Festus Okoye, INEC National Commissioner and Chairman of its Information and Voters’ Education Committee, said this in an interview on Monday.
Isa Pantami, Minister of Communications and Digital Economy, had at an event last week said the NIN is compulsory for voter registration among other things.
The minister quoted section 27 of the National Identity Management Commission (NIMC) Act as stating that benefitting from government services as a citizen without NIN is an offence punishable by imprisonment.
However, Okoye insisted that the NIMC act is at variance with the 1999 constitution (as amended), which does not stipulate NIN as a requirement for voter registration.
The INEC National Commissioner said the electoral body will continue to conduct its activities using the constitution as a guide as it “is a creation of the constitution”.

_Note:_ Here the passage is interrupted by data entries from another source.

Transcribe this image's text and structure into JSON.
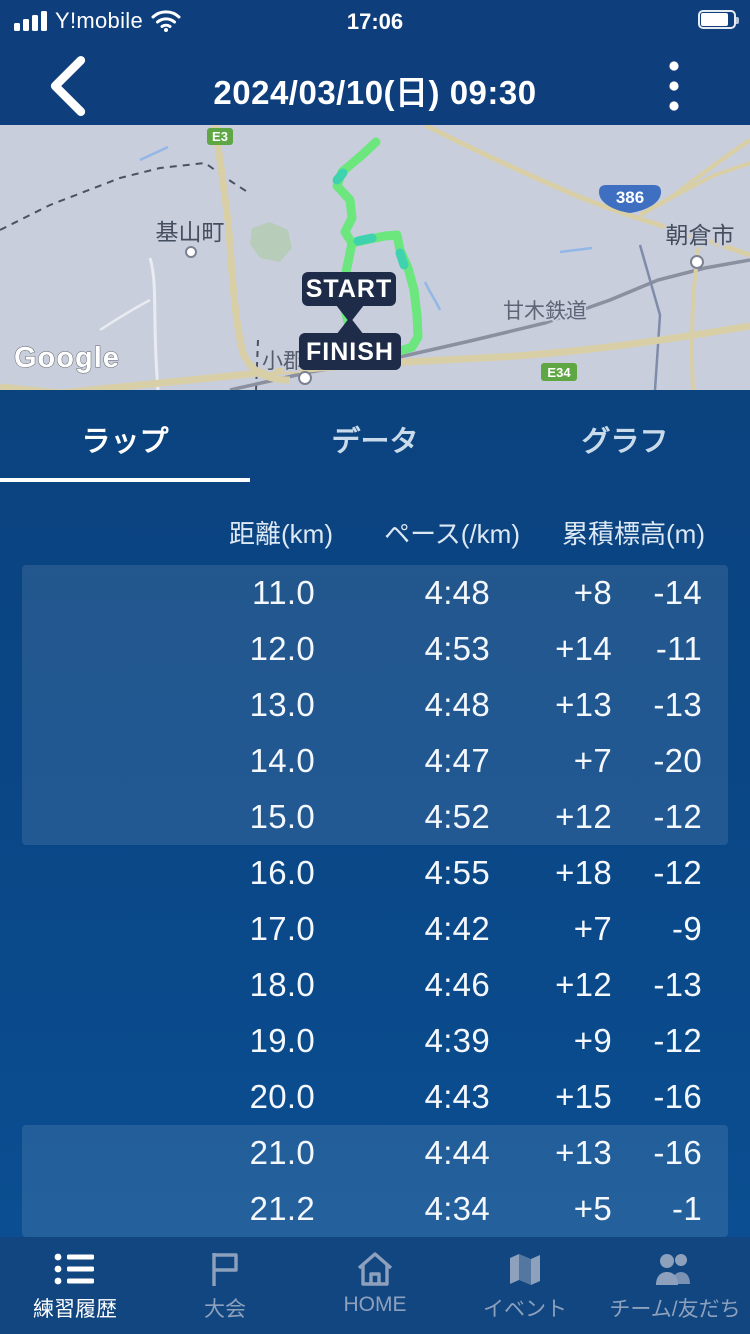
{
  "status_bar": {
    "carrier": "Y!mobile",
    "time": "17:06"
  },
  "header": {
    "title": "2024/03/10(日) 09:30"
  },
  "map": {
    "google_logo": "Google",
    "shields": {
      "e3": "E3",
      "r386": "386",
      "e34": "E34"
    },
    "places": {
      "kiyama": "基山町",
      "asakura": "朝倉市",
      "ogori": "小郡",
      "railway": "甘木鉄道"
    },
    "route_markers": {
      "start": "START",
      "finish": "FINISH"
    }
  },
  "tabs": {
    "items": [
      {
        "label": "ラップ",
        "active": true
      },
      {
        "label": "データ",
        "active": false
      },
      {
        "label": "グラフ",
        "active": false
      }
    ]
  },
  "lap_table": {
    "columns": {
      "distance": "距離(km)",
      "pace": "ペース(/km)",
      "elevation": "累積標高(m)"
    },
    "sections": [
      {
        "highlight": true,
        "rows": [
          {
            "distance": "11.0",
            "pace": "4:48",
            "gain": "+8",
            "loss": "-14"
          },
          {
            "distance": "12.0",
            "pace": "4:53",
            "gain": "+14",
            "loss": "-11"
          },
          {
            "distance": "13.0",
            "pace": "4:48",
            "gain": "+13",
            "loss": "-13"
          },
          {
            "distance": "14.0",
            "pace": "4:47",
            "gain": "+7",
            "loss": "-20"
          },
          {
            "distance": "15.0",
            "pace": "4:52",
            "gain": "+12",
            "loss": "-12"
          }
        ]
      },
      {
        "highlight": false,
        "rows": [
          {
            "distance": "16.0",
            "pace": "4:55",
            "gain": "+18",
            "loss": "-12"
          },
          {
            "distance": "17.0",
            "pace": "4:42",
            "gain": "+7",
            "loss": "-9"
          },
          {
            "distance": "18.0",
            "pace": "4:46",
            "gain": "+12",
            "loss": "-13"
          },
          {
            "distance": "19.0",
            "pace": "4:39",
            "gain": "+9",
            "loss": "-12"
          },
          {
            "distance": "20.0",
            "pace": "4:43",
            "gain": "+15",
            "loss": "-16"
          }
        ]
      },
      {
        "highlight": true,
        "rows": [
          {
            "distance": "21.0",
            "pace": "4:44",
            "gain": "+13",
            "loss": "-16"
          },
          {
            "distance": "21.2",
            "pace": "4:34",
            "gain": "+5",
            "loss": "-1"
          }
        ]
      }
    ]
  },
  "tab_bar": {
    "items": [
      {
        "label": "練習履歴",
        "icon": "list-icon",
        "active": true
      },
      {
        "label": "大会",
        "icon": "flag-icon",
        "active": false
      },
      {
        "label": "HOME",
        "icon": "home-icon",
        "active": false
      },
      {
        "label": "イベント",
        "icon": "map-icon",
        "active": false
      },
      {
        "label": "チーム/友だち",
        "icon": "people-icon",
        "active": false
      }
    ]
  },
  "colors": {
    "header_bg": "#0e3e7c",
    "content_top": "#0c3f77",
    "content_bottom": "#0b5094",
    "highlight_panel": "rgba(255,255,255,0.10)",
    "active_underline": "#ffffff",
    "nav_bg": "#114680",
    "nav_inactive": "#8da1bd",
    "map_bg": "#c9cedd",
    "route": "#66e878",
    "route_alt": "#3fd2ae"
  }
}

The commission “does not share its voters’ registration constitutional powers with any other organ or agency of government… and no organ of government is permitted to expand or constrict the powers of the commission relating to the registration of voters”, Okoye told TheCable.
“No organ of government or agency can impose additional registration criteria other than the ones set out in the law. No section of the constitution or the Electoral Act makes the possession of national identity number compulsory for voters’ registration,” Okoye told TheCable.
“The commission will not accede to any request or directive that will amount to the violation of the constitution and the law. The commission is a creation of the constitution and the law and must at all times maintain fidelity to the laws of the land.
“The constitution and the Electoral Act did not make the possession of a particular form of identification compulsory. The commission is not empowered to impose additional registration conditions other than those imposed by the constitution and the Electoral Act.”